Il ose l’intime et les convictions
Cabiac sur terre plante le décor « Un coin perdu et suspendu comme un secret entre garrigues et forêt ». C’est là que Jofroi nous invite pour son nouveau spectacle dont il faisait la création dimanche soir à Barjac. Un nouveau récital qu’accompagne la sortie d’un nouvel album.
Trois mots viennent à l’esprit au sortir de ce spectacle : maturité, équilibre, sérénité. Une assise sûre et tranquille qui lui permet d’explorer avec bonheur des univers musicaux nouveaux. On sent l’homme en accord avec lui-même qui n’a plus rien à prouver et qui donc peut oser sans provoquer. Il ose l’intime et les convictions. Non qu’il ne l’ait jamais fait jusqu’ici, mais avec Cabiac sur terre (l’album et le spectacle) les contours de l’homme, ses paysages intérieurs se dessinent plus précisément.
Il nous raconte où il vit, nous parle de sa mère, de son enfance, offre une sensuelle Ode aux amoureux « Je ne peux pas penser / Que ce soit insensé / Tes rondeurs dans mes mains / Ma bouche bâillonnée / A ton ventre vivant / Et tes seins mordillant / Jusqu’au bout de mes doigts / Et moi comme un enfant… »

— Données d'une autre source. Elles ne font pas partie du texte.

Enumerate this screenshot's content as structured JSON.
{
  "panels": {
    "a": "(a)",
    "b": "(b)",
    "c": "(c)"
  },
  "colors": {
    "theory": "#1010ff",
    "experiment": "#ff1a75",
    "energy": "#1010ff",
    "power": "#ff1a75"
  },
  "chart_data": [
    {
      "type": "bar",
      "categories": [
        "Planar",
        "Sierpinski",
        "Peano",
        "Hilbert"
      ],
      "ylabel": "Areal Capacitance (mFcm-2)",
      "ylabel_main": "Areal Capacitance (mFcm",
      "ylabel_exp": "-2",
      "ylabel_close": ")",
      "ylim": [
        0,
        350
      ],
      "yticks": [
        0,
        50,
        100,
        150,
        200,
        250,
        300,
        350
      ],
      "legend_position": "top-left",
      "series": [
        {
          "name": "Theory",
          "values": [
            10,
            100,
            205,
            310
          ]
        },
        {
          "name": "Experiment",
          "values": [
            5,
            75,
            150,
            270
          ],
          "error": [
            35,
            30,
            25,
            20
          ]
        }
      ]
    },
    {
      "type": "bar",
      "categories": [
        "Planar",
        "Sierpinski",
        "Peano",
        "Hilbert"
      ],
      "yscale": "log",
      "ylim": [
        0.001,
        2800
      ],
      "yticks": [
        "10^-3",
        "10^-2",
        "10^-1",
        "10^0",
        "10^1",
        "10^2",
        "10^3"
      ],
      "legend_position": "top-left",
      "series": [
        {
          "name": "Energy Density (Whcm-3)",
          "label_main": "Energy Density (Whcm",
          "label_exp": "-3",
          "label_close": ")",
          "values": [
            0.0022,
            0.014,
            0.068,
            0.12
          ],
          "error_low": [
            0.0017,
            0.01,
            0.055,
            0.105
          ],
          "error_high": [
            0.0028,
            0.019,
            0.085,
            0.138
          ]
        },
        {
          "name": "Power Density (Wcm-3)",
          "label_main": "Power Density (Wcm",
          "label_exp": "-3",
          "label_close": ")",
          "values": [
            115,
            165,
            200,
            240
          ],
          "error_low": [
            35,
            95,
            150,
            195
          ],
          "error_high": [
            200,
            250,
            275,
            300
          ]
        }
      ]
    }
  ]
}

Un avis général dans le public, que nous partageons, c’est le meilleur qu’il ait jamais donné.
Mais l’homme que Jofroi nous présente aujourd’hui ne se contente pas de caresser de belles pensées dans son jardin loin du monde. Il est capable aussi de se dresser et de s’avancer en première ligne de la fronde des hommes qui luttent face aux errances d’un monde qui marche sur la tête.
On peut comprendre dans cette franche clarté des idées affichées que l’urgence et la gravité de la situation dans laquelle nous vivons n’admettent plus la réserve. Il est dans cette dynamique, à l’amble des collectifs anti-gaz-de-schiste qu’il soutient, qui dit « basta, maintenant faut y aller ».
Les sans-papiers que l’on reconduit aux frontières, tous ces gens massacrés au nom de dieu, les vaches folles, les grippes aviaires, les pétroliers vidant leurs soutes, les arbres, les forêts qui brûlent, les banquiers qui se congratulent et les banquises en banqueroutes, les va t’en guerre, les bains de sang… A tout cela, comme Paco Ibañez, Jofroi dit non.
Il dit ses idées avec des mots clairs et de belles mélodies. Tout ce qu’il faut pour faire de belles chansons.